Jestem po zmianie 600d na 5Dc i nie żałuję. Brak mi gibanego, ale nie tęsknię za 600-tka; mam MLantern z focus peakiem i wielką przyjemność z focenia staruszkiem <3
Wersja do druku
Jestem po zmianie 600d na 5Dc i nie żałuję. Brak mi gibanego, ale nie tęsknię za 600-tka; mam MLantern z focus peakiem i wielką przyjemność z focenia staruszkiem <3
to będzie długi wątek...
mam 5d3 a zdjęcia z 5d classic oglądam z przyjemnością
może podjedź do kogoś kto ma, zrób kilka zdjęć i sam będziesz wiedział
Zacząłem od 40D, ale po kilku latach przesiadłem się na starą 5D. Trafiłem używkę w rozsądnej cenie i z potwierdzonym przebiegiem. Może zadziałała "magia FF", ale ja widzę różnicę. Jako że używam sprzętu czysto amatorsko, to braków nie dostrzegam. Tym bardziej, że nigdy nie miałem w rękach żadnej innej puszki FF i nie mam z czym porównać.
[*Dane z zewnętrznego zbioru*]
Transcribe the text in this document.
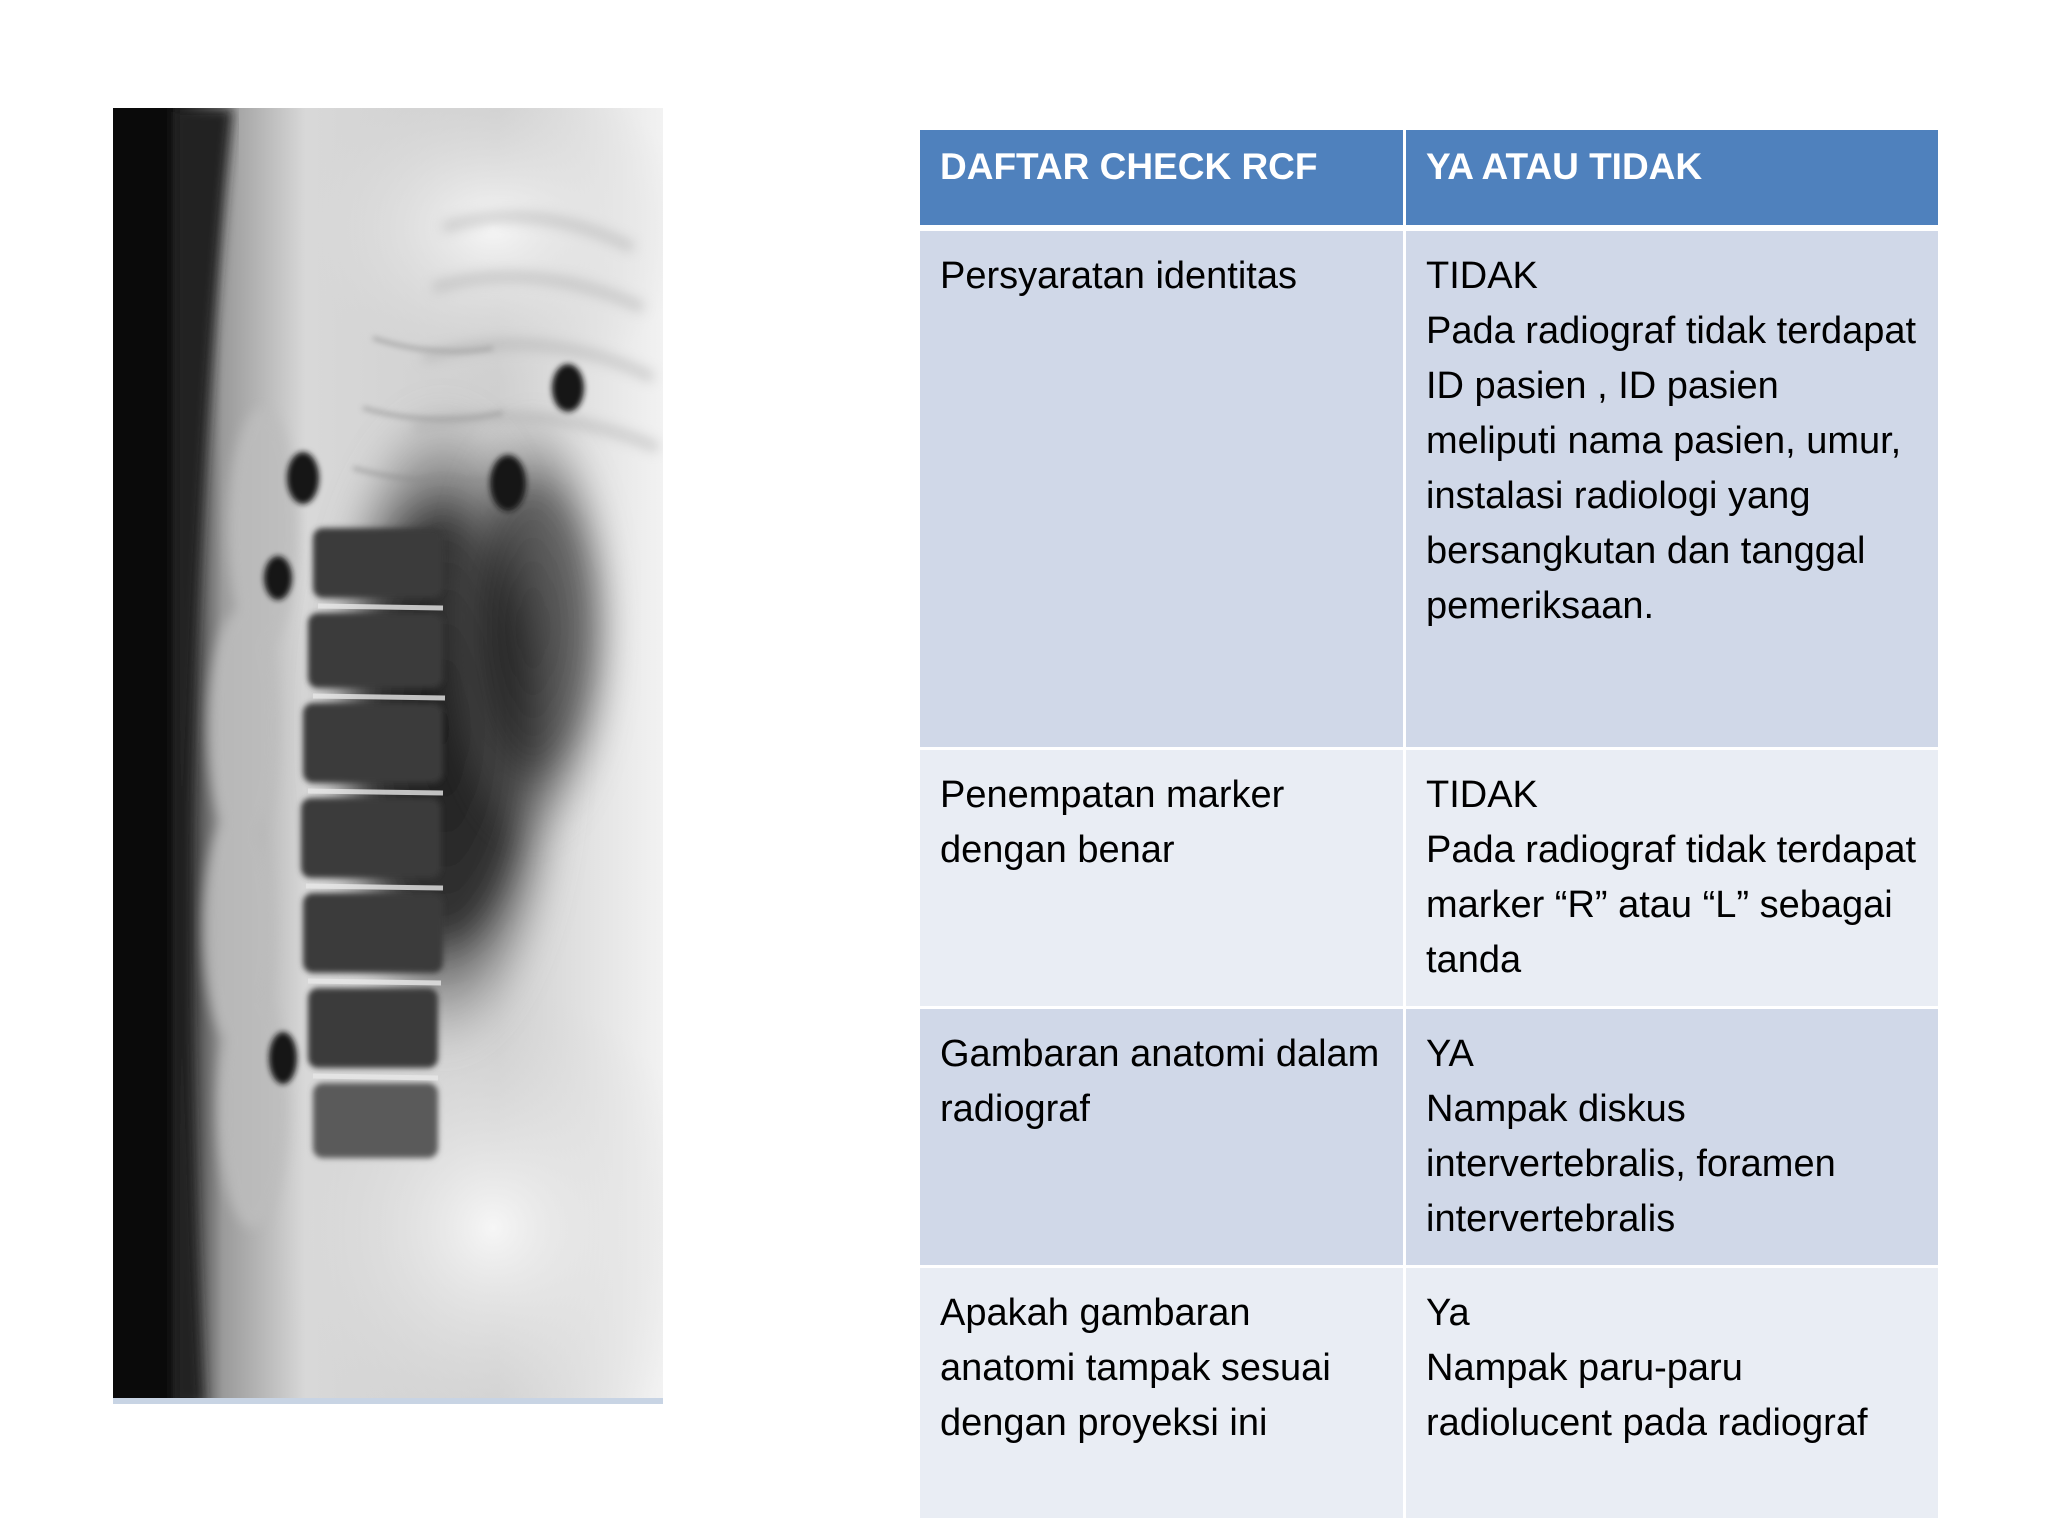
DAFTAR CHECK RCF	YA ATAU TIDAK
Persyaratan identitas	TIDAK
Pada radiograf tidak terdapat ID pasien , ID pasien meliputi nama pasien, umur, instalasi radiologi yang bersangkutan dan tanggal pemeriksaan.

Penempatan marker dengan benar	TIDAK
Pada radiograf tidak terdapat marker “R” atau “L” sebagai tanda

Gambaran anatomi dalam radiograf	YA
Nampak diskus intervertebralis, foramen intervertebralis

Apakah gambaran anatomi tampak sesuai dengan proyeksi ini	Ya
Nampak paru-paru radiolucent pada radiograf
Teraz jestem na etapie "kombinowania" ze szkłami - napaliłem sie na coś bardzo szerokiego (ale nie fisha).
Powiem tak. C600 i 5D robia dobre zdjecia. Zalezy do czego sie je uzywa. Przy swietle roznice w jakosci sa niewielkie. Full frame ma z regoly lepsze parametry przy niskim swietle gdzie mozna podniesc ISO wiecej niz w cropi-e. Natomiast do takich zabaw juz sa potrzebne szybsze szkla. Ja przez dlugi czas bawilem sie z Z C550 i tez bylem bardzo zadowolony. Nie robilem portretow ani w ciemnosci. Wolalem inwestowac w szkla. Radzilem zeby nie ladowac sie w stare FF bo to nie mam za bardzo sensu. Lepiej poczekac i dolozyc do 6D lub 5DII. Wtedy roznica zauwazalna jest w kazdej kategorii szczegolnie przy dobrych szklach.
zakup FF bez bez optyki to chybiony zakup, optyka jest ważniejszym czynnikiem wpływającym na zdjęcie, a w przypadku takiego starocia jak 5Dc trzeba pomyśleć dwa razy jak nadal wychodzi ze chcesz kupić to pomyśl trzeci raz.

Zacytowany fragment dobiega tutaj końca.